Question

Two identical circles intersect so that their centres, and the points at which they intersect, form a square of side 2 cm. What is the area of the portion that is common to both the circles?

• A. $2(\pi– 2) cm^2 $
• B. $2(\pi – 1) cm^2 $
• C. $2\pi cm^2 $
• D. $(\pi – 2) cm^2 $
• E. $(\pi – 1) cm^2 $

Answer 1

The Correct Option is A

To solve this problem, we need to find out the area of the region common to both identical intersecting circles, given that their centers and intersection points form a square of side 2 cm. 

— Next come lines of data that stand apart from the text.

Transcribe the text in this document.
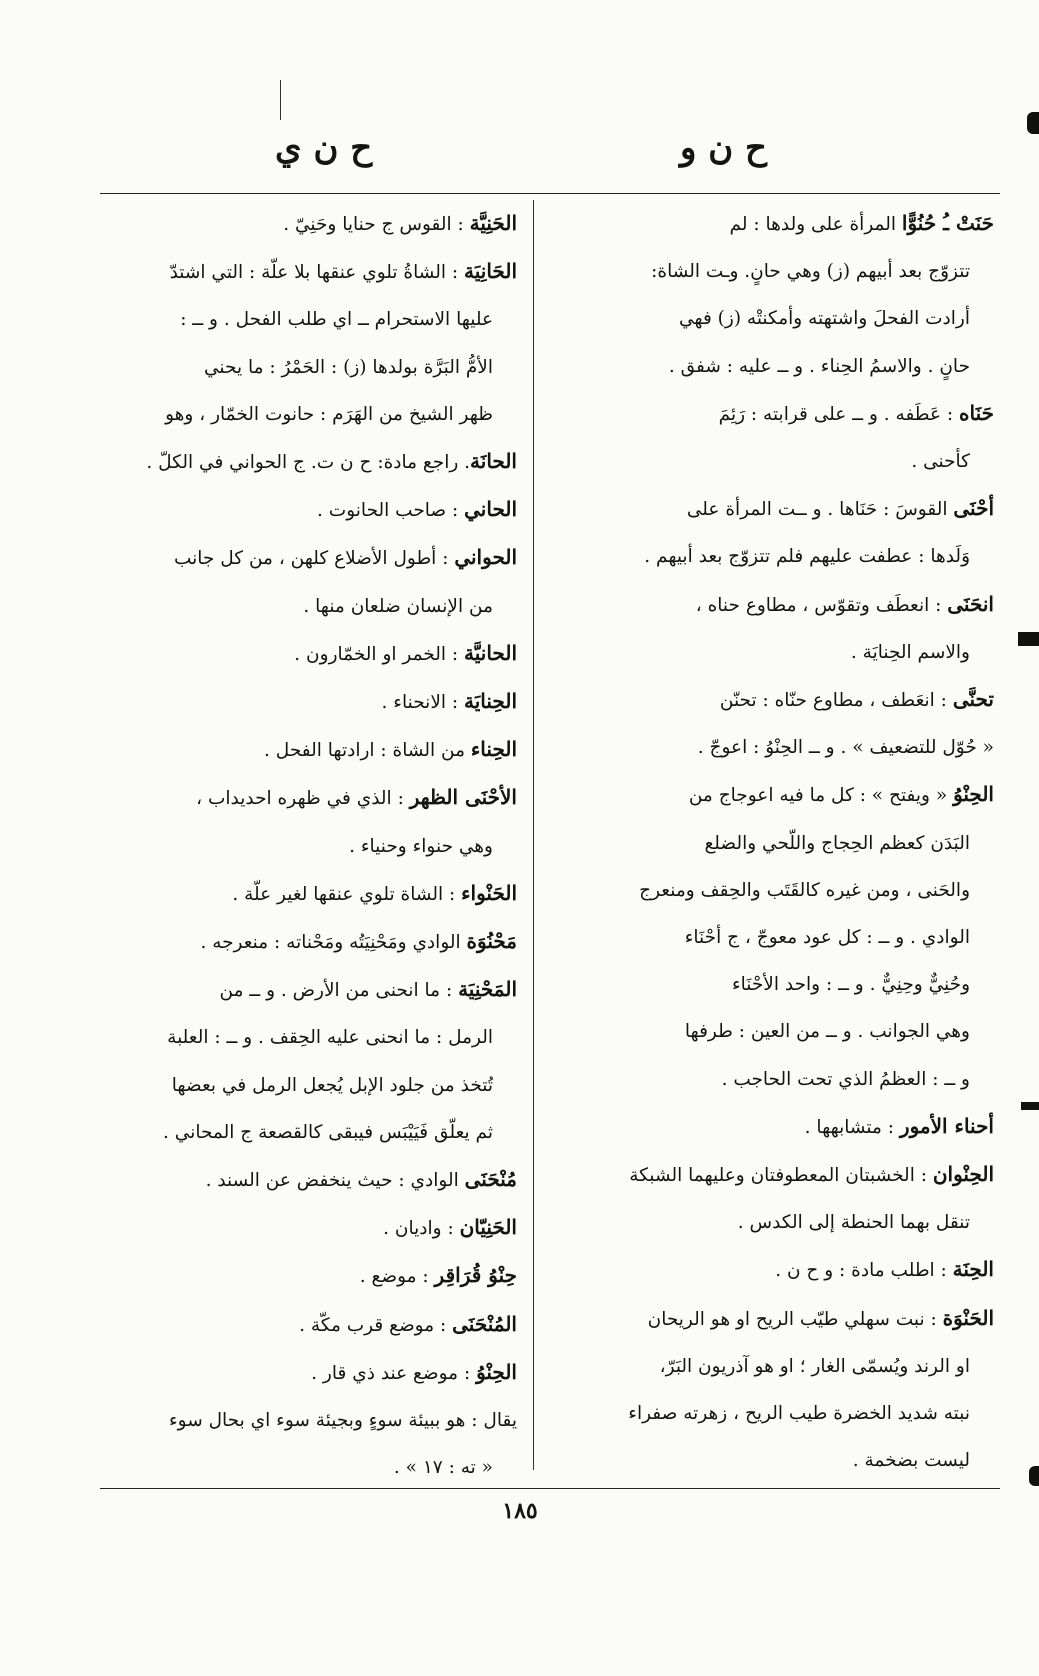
ح ن و
ح ن ي

حَنَتْ ـُ حُنُوًّا المرأة على ولدها : لم

تتزوّج بعد أبيهم (ز) وهي حانٍ. وـت الشاة:

أرادت الفحلَ واشتهته وأمكنتْه (ز) فهي

حانٍ . والاسمُ الحِناء . و ــ عليه : شفق .

حَنَاه : عَطَفه . و ــ على قرابته : رَئِمَ

كأحنى .

أحْنَى القوسَ : حَنَاها . و ــت المرأة على

وَلَدها : عطفت عليهم فلم تتزوّج بعد أبيهم .

انحَنَى : انعطَف وتقوّس ، مطاوع حناه ،

والاسم الحِنايَة .

تحنَّى : انعَطف ، مطاوع حنّاه : تحنّن

« حُوّل للتضعيف » . و ــ الحِنْوُ : اعوجّ .

الحِنْوُ « ويفتح » : كل ما فيه اعوجاج من

البَدَن كعظم الحِجاج واللّحي والضلع

والحَنى ، ومن غيره كالقَتَب والحِقف ومنعرج

الوادي . و ــ : كل عود معوجّ ، ج أحْنَاء

وحُنِيٌّ وحِنِيٌّ . و ــ : واحد الأحْنَاء

وهي الجوانب . و ــ من العين : طرفها

و ــ : العظمُ الذي تحت الحاجب .

أحناء الأمور : متشابهها .

الحِنْوان : الخشبتان المعطوفتان وعليهما الشبكة

تنقل بهما الحنطة إلى الكدس .

الحِنَة : اطلب مادة : و ح ن .

الحَنْوَة : نبت سهلي طيّب الريح او هو الريحان

او الرند ويُسمّى الغار ؛ او هو آذريون البَرّ،

نبته شديد الخضرة طيب الريح ، زهرته صفراء

ليست بضخمة .

الحَنِيَّة : القوس ج حنايا وحَنِيّ .

الحَانِيَة : الشاةُ تلوي عنقها بلا علّة : التي اشتدّ

عليها الاستحرام ــ اي طلب الفحل . و ــ :

الأمُّ البَرَّة بولدها (ز) : الحَمْرُ : ما يحني

ظهر الشيخ من الهَرَم : حانوت الخمّار ، وهو

الحانَة. راجع مادة: ح ن ت. ج الحواني في الكلّ .

الحاني : صاحب الحانوت .

الحواني : أطول الأضلاع كلهن ، من كل جانب

من الإنسان ضلعان منها .

الحانيَّة : الخمر او الخمّارون .

الحِنايَة : الانحناء .

الحِناء من الشاة : ارادتها الفحل .

الأحْنَى الظهر : الذي في ظهره احديداب ،

وهي حنواء وحنياء .

الحَنْواء : الشاة تلوي عنقها لغير علّة .

مَحْنُوَة الوادي ومَحْنِيَتُه ومَحْناته : منعرجه .

المَحْنِيَة : ما انحنى من الأرض . و ــ من

الرمل : ما انحنى عليه الحِقف . و ــ : العلبة

تُتخذ من جلود الإبل يُجعل الرمل في بعضها

ثم يعلّق فَيَيْبَس فيبقى كالقصعة ج المحاني .

مُنْحَنَى الوادي : حيث ينخفض عن السند .

الحَنِيّان : واديان .

حِنْوُ قُرَاقِر : موضع .

المُنْحَنَى : موضع قرب مكّة .

الحِنْوُ : موضع عند ذي قار .

يقال : هو ببيئة سوءٍ وبجيئة سوء اي بحال سوء

« ته : ١٧ » .

١٨٥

1. Since the centers of the circles and the intersection points form a square, the distance between the centers of the circles is 2 cm (the side of the square).
2. Because the circles are identical, the radius of each circle can be determined by recognizing that the distance between their centers, which forms the diagonal of the square, is equal to the radius \(r\) of the circles.
3. Applying the Pythagorean theorem to the square, we get the diagonal: \(r\sqrt{2} = \text{diagonal of the square} = 2\sqrt{2}\), thus, \(r = 2\).
4. To find the area of the common region, we calculate the area of the lune (region formed by two intersecting circles):
5. The formula for the area of the intersection of two circles (lune) in this symmetric case is: \(A = 2 \times (r^2 \cos^{-1}(\frac{d}{2r}) - \frac{d}{2}\sqrt{r^2 - (\frac{d}{2})^2})\), where \(d\) is the distance between centers, here \(d = 2\).
6. Substituting the values, \(r = 2\) and \(d = 2\), the expression becomes: \(A = 2 \times (2^2 \cos^{-1}(\frac{2}{4}) - 1 \times \sqrt{4 - 1})\).
7. Simplify this: \(\cos^{-1}(0.5) = \frac{\pi}{3}\) (since \(\cos(\frac{\pi}{3}) = 0.5\)),
8. The area is then: \(A = 2 \times (4 \times \frac{\pi}{3} - \sqrt{3})\),
9. Therefore, the area of the common portion is: \(= 2(\frac{4\pi}{3} - \sqrt{3})\).
10. Multiplying terms gives the answer as \(2(\pi - 2)\) cm², which matches with the given correct option.

Thus, the area of the region common to both circles is \(2(\pi - 2)\) cm².